ITOMIG GmbH verschenkt zehn Open-Source-Beratungspakete

28.02.2010

Ein Großteil der Maschinenbaubranche hat das Potenzial offener und freier Softwarelösungen noch nicht entdeckt. "Viele Unternehmen verschenken Geld in Form unnötiger Lizenzkosten", sagt David M. Gümbel, Geschäftsführer des unabhängigen Beratungsunternehmens ITOMIG GmbH.

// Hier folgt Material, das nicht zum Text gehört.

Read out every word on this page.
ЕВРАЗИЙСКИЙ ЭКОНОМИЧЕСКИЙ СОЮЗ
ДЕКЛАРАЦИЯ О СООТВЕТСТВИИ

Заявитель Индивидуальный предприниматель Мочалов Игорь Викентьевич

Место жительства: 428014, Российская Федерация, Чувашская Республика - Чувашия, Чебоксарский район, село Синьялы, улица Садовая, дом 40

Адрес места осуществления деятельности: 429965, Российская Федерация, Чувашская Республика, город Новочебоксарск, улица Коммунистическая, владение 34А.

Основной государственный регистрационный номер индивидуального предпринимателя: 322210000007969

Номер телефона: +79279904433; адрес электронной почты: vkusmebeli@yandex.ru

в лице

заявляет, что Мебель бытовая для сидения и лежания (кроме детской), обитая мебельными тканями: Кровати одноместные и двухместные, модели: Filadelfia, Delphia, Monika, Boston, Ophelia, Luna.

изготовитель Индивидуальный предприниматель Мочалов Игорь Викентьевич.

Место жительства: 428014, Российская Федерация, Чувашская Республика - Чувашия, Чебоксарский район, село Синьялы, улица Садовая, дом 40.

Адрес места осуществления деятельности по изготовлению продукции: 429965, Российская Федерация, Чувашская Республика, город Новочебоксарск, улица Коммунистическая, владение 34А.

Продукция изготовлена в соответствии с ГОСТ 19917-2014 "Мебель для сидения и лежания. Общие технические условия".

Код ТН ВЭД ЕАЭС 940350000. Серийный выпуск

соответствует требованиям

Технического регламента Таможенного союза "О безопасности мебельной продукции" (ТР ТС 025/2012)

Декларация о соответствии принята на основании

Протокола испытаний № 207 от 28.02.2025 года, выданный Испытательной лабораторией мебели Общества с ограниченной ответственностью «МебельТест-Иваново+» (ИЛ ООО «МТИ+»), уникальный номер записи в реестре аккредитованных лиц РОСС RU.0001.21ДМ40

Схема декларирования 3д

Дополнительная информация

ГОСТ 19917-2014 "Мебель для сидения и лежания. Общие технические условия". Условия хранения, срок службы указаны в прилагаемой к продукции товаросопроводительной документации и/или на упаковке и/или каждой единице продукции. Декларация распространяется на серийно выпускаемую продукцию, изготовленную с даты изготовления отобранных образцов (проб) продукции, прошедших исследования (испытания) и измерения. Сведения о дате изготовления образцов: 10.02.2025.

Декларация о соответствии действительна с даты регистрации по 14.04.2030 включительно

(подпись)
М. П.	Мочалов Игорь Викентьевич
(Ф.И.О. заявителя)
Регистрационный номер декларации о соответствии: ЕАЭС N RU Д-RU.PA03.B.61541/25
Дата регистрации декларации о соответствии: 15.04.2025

"Als Gründungsmitglied des Kompetenznetzwerks "Open Source im Maschinenbau" haben wir schon einige aufgeschlossene Firmen und ihre Bedenken kennen gelernt. Viele von ihnen setzen individuell angepasste Software ein, die sie natürlich nicht aufgeben möchten."

Daher verschenkt die ITOMIG GmbH exklusiv zur embedded world (2.-4.3.10 in Nürnberg) zehn Open-Source-Sparpakete. "Wir ermitteln in einem halbtägigen Workshop detailliert, welche Lizenzkosten sich einsparen lassen", erklärt Gümbel. "Unser Abschlussbericht enthält ein verständliches Ampelsystem für die Softwarelandschaft des Unternehmens: Grüne und gelbe Software lässt sich mit kaum oder geringem Aufwand durch Open-Source-Lösungen ersetzen und so Lizenzkosten sparen, bei roter Software ist ein Open-Source-Einsatz nicht wirtschaftlich."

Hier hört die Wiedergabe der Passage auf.